In the variants in which the terminal conductor is plugged into a spring sleeve, the terminal conductor is embodied as a straight pin, such that the position of the external terminal formed by the pin is predefined by the position of the spring sleeve. This is associated with low flexibility in the choice of suitable positions. Moreover, the method is complicated since a spring sleeve has to be prefabricated by stamping and bending, connected to the conductor track and then equipped with a likewise prefabricated terminal pin.
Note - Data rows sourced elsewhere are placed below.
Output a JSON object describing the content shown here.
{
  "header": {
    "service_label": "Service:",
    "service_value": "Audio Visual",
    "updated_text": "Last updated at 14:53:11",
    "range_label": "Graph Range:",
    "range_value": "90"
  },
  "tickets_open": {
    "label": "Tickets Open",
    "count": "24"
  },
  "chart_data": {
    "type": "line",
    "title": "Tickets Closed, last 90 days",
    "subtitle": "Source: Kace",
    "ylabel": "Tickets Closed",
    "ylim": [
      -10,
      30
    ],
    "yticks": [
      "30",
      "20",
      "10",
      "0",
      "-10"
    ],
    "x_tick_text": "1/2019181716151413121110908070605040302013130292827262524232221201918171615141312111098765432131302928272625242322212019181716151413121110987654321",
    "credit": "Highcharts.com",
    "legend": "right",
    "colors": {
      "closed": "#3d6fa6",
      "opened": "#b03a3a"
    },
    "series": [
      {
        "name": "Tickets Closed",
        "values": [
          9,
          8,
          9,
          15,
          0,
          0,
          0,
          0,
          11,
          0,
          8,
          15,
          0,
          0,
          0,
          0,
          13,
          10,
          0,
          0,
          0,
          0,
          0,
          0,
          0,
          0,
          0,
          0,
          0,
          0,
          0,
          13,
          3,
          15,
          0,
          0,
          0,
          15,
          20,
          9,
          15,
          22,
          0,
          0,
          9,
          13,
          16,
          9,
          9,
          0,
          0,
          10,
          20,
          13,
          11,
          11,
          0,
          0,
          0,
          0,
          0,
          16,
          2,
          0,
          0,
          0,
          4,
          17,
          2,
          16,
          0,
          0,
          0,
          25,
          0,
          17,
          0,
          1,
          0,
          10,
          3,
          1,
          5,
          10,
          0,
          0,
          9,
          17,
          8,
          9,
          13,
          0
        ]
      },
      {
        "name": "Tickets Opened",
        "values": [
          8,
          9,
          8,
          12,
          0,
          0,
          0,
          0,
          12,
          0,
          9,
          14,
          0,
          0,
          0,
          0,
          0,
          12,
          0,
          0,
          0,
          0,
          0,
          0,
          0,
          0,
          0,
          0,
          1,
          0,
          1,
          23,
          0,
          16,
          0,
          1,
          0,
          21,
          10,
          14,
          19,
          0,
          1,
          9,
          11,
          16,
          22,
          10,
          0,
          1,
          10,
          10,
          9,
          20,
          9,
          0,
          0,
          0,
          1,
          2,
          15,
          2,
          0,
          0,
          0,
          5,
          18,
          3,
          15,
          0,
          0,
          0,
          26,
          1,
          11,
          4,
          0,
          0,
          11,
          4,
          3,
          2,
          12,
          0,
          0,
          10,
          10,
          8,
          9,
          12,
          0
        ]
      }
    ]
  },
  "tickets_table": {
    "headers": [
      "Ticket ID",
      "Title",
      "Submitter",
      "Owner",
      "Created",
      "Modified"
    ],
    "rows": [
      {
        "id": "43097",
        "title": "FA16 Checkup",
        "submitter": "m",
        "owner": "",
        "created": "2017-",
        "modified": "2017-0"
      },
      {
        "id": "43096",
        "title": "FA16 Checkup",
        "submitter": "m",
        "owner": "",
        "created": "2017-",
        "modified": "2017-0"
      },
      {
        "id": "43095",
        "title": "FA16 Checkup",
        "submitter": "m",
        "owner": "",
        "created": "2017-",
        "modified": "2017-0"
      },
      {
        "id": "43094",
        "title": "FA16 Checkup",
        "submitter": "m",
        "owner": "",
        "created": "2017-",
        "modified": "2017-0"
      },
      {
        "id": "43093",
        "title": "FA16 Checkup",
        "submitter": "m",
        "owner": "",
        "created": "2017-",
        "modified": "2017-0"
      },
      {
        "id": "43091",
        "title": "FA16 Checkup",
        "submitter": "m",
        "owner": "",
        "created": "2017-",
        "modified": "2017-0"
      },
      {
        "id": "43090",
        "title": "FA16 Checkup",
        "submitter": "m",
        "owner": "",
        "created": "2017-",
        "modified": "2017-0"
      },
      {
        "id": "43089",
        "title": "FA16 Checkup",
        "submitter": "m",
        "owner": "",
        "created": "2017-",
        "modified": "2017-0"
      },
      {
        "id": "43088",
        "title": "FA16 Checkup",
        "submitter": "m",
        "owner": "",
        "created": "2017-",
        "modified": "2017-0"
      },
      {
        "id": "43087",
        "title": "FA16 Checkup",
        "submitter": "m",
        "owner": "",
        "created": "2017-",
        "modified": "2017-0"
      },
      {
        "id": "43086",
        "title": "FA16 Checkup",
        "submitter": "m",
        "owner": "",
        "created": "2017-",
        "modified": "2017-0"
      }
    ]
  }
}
In other variants, the terminal conductor is embodied as a stamped and bent busbar, which is connected to the conductor track at a base point of the busbar during the production of the module. The position of the base point is defined by the three-dimensional shape formed during stamping and bending. The same correspondingly applies to the outer position of the terminal contacts. In the case of such busbars, the base points generally do not lie above the outer terminal points, but rather laterally offset. The disadvantage of this variant is that different terminal conductors of the semiconductor module generally have different shapes and then also have to be prefabricated in different stamping and bending processes, which is associated with high complexity.
In the variant in which the terminal conductor is inserted into a side wall of the housing and is connected by bonding wire connections, the relevant conductor track has to be led near the side wall of the housing and thus near the edge of the circuit carrier. However, this method requires many different process steps such as, for example, producing a terminal conductor by stamping and bending, inserting the terminal conductor prefabricated in this way into the side wall of the housing, and connecting the inserted terminal conductor by wire bonding.
A further disadvantage common to all the variants is that material waste arises as a result of the stamping processes respectively required.